Frequently asked questions
- What is a collar on CVRX?
- A collar on CVRX is the collar strategy applied to CVRX (stock). The strategy is structurally neutral (protective): A collar pairs long stock with a protective out-of-the-money put financed by a short out-of-the-money call, capping both tails of the position around the current spot. With CVRX stock trading near $5.96, the strikes shown on this page are snapped to the nearest listed CVRX chain strike and the premiums come straight from the end-of-day bid/ask midpoint.
- How are CVRX collar max profit and max loss calculated?
- Max profit roughly equals short-call strike minus cost basis plus net premium; max loss roughly equals cost basis minus long-put strike minus net premium. Breakeven shifts by the net premium. For the CVRX collar priced from the end-of-day chain at a 30-day expiry (ATM IV 71.40%), the computed maximum profit is unbounded per contract and the computed maximum loss is unbounded per contract.
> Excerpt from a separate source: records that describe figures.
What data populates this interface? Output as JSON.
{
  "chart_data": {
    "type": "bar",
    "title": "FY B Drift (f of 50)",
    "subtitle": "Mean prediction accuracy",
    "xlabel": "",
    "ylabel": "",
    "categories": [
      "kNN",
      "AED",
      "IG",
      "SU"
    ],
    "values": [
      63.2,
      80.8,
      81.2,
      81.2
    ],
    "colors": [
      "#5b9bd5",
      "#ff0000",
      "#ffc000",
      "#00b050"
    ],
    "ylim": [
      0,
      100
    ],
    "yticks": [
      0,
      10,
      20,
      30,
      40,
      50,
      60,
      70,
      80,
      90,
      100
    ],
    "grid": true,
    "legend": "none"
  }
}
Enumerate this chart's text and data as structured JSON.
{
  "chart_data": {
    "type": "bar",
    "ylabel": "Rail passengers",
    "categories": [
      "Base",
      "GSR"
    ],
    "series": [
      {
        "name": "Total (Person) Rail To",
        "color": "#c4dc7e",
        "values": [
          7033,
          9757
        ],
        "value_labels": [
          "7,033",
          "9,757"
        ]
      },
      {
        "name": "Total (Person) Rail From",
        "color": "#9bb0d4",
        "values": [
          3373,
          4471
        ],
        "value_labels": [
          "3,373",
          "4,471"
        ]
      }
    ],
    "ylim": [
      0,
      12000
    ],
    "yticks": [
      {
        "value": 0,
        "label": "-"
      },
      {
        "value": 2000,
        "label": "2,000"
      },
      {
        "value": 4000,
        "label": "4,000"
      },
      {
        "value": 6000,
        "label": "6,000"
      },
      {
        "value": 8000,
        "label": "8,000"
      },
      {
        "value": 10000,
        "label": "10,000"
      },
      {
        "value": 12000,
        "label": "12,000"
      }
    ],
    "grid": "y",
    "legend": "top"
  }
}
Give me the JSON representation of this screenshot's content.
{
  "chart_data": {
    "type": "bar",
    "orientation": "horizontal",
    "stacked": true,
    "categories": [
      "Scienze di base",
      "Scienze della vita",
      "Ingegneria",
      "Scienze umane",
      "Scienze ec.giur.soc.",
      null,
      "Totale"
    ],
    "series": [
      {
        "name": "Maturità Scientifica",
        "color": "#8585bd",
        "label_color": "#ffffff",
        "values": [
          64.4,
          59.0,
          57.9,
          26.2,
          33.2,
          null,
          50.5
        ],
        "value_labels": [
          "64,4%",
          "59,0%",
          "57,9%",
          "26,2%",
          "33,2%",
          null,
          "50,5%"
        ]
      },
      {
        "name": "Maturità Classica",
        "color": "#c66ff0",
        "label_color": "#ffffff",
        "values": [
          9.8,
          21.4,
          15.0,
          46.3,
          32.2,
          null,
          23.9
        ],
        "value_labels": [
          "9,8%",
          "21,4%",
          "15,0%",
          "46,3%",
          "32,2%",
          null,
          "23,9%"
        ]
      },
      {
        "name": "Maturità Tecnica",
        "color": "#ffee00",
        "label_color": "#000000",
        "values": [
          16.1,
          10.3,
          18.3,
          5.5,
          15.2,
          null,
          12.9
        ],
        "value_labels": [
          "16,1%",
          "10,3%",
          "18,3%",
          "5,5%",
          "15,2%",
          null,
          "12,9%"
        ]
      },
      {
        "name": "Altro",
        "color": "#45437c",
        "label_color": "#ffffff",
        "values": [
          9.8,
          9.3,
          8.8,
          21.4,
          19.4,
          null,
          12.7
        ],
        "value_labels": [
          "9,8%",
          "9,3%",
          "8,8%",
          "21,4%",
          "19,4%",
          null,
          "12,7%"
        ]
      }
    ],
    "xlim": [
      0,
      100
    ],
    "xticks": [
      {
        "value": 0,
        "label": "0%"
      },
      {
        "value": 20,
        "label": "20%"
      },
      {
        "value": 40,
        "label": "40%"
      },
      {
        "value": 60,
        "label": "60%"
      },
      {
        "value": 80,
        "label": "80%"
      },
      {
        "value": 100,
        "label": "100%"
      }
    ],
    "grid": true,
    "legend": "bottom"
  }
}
Live intraday quotes will differ as the chain moves through the trading session.
- What is the breakeven for a CVRX collar?
- The breakeven for the CVRX collar priced on this page is no defined breakeven on the modeled curve at expiration, derived from end-of-day chain premiums. Breakeven is the underlying price at which the strategy's P&L crosses zero ignoring transaction costs and assignment risk. The current CVRX market-implied 1-standard-deviation expected move is approximately 20.47%; if the move sits well outside the breakeven distance, the structure's risk-reward becomes correspondingly tighter.
- When should you consider a collar on CVRX?
- Collars on CVRX hedge an existing long CVRX stock position; the long put sets a floor while the short call finances it, often run as a near-zero-cost hedge during expected volatility windows.
- How does current CVRX implied volatility affect this collar?
- CVRX ATM IV is at 71.40% with IV rank near 10.56%, which is on the low end of its 1-year range. Premium-buying structures (long call, long put, debit spreads) are relatively cheap in this regime; premium-selling structures collect less credit per unit risk.